Peter thought there might be a chance of Syd turning up, and twiddling the knobs, and making us sound... I thought it would have been a wonderful thing, a psychedelic punk album. That was my dream. It didn't unfortunately happen on Music For Pleasure but we... When Brian had left the band, we were working on our third album, which is called Machine Gun Etiquette, we did the Syd production that we thought should have been done on the previous album ourselves. And I think Machine Gun Etiquette is pretty much the way we would have liked Syd to have done the one before.

Nick Mason, nice enough bloke, we had a jam with him. It was quite funny to have a jam with Pink Floyd's drummer. He plays in a certain style, and we play about five or six times faster! I think we managed to do a Chuck Berry song, which was quite interesting! He's a nice enough bloke, but he does like his Ferrari's though. I mean, we were going to the studio every day on the top deck of a number 38 bus, and he was getting there on some swanky, expensive transport of his...

Your performance at the Syd tribute won a lot of plaudits from Floyd fans who were there. Would you consider doing more covers of their songs in the future?

[Laughs] Probably not, no. Much as I love the Syd stuff, if you say these days you're a Floyd fan people think "Christ, he used to be a punk rocker, what's happened to him?!" As I said before, it's two different bands.

Gilmour, as well, he slapped me on the back and said "Well done, Cap'" as I came off after doing Astronomy Domine, which was good enough for me, because I love his interpretation of the song as well. Bear in mind it's not his song, and he wasn't there when they recorded it. His version of the song on Ummagumma is amazing. They doubled the length of it, they doubled the verse and the front end of it, and that for me is the definitive version.

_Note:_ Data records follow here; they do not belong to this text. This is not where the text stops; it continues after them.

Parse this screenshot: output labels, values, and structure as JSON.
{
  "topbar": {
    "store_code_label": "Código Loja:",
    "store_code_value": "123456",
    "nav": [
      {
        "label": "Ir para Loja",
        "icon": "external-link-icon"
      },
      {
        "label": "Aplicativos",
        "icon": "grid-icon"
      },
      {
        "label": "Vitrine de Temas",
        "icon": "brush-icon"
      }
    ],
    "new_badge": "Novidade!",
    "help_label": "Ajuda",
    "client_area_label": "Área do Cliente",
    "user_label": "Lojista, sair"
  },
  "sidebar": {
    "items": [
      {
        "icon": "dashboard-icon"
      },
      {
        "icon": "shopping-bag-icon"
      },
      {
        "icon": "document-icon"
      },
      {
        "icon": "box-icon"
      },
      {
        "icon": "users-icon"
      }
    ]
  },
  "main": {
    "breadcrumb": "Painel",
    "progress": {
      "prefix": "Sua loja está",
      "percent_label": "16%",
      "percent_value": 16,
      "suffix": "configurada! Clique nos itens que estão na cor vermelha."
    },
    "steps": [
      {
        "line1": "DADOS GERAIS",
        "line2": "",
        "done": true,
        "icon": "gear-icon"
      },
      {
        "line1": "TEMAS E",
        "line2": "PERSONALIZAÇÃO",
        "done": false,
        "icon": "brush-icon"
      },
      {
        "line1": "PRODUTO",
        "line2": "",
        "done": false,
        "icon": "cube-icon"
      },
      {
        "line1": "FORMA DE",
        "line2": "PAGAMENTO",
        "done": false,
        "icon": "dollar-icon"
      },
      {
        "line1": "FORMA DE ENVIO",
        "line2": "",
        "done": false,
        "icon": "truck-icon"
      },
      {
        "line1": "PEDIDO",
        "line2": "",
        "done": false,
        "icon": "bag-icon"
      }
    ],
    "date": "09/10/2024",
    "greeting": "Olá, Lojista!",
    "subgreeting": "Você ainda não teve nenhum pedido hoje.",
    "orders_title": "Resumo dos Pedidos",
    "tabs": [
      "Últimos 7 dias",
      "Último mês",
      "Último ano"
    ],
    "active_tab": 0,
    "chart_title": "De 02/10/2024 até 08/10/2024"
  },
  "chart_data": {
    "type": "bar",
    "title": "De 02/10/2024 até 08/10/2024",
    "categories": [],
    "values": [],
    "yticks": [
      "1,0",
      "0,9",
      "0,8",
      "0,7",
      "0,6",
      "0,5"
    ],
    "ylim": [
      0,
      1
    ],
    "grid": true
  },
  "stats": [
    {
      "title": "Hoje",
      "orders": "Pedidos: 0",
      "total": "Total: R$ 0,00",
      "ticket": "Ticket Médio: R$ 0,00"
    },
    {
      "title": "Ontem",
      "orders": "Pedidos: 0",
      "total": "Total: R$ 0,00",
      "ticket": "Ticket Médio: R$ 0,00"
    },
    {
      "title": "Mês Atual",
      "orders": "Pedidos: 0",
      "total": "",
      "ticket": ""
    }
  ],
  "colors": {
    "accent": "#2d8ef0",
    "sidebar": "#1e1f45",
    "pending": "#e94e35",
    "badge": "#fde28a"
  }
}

Rick Wright as well, absolute genius. For me it was Syd and Rick Wright that were the creative [heart]... those organ solos were fantastic, all that dreamy space twiddling that he did on the Hammond organ. Just amazing, and no-one else has done it better since.

So, doing any more Floyd covers, probably not. I've done Astronomy Domine and that's the one I wanted to do. [Laughs] That's the big one for me! They did a version of Careful With That Axe and Green Is The Colour, a medley on Sounds of the Seventies, that I love. A tape of that floats around, and I've got a copy of that at home... I love that as well, but I don't think you can beat the version that they did with Gilmour.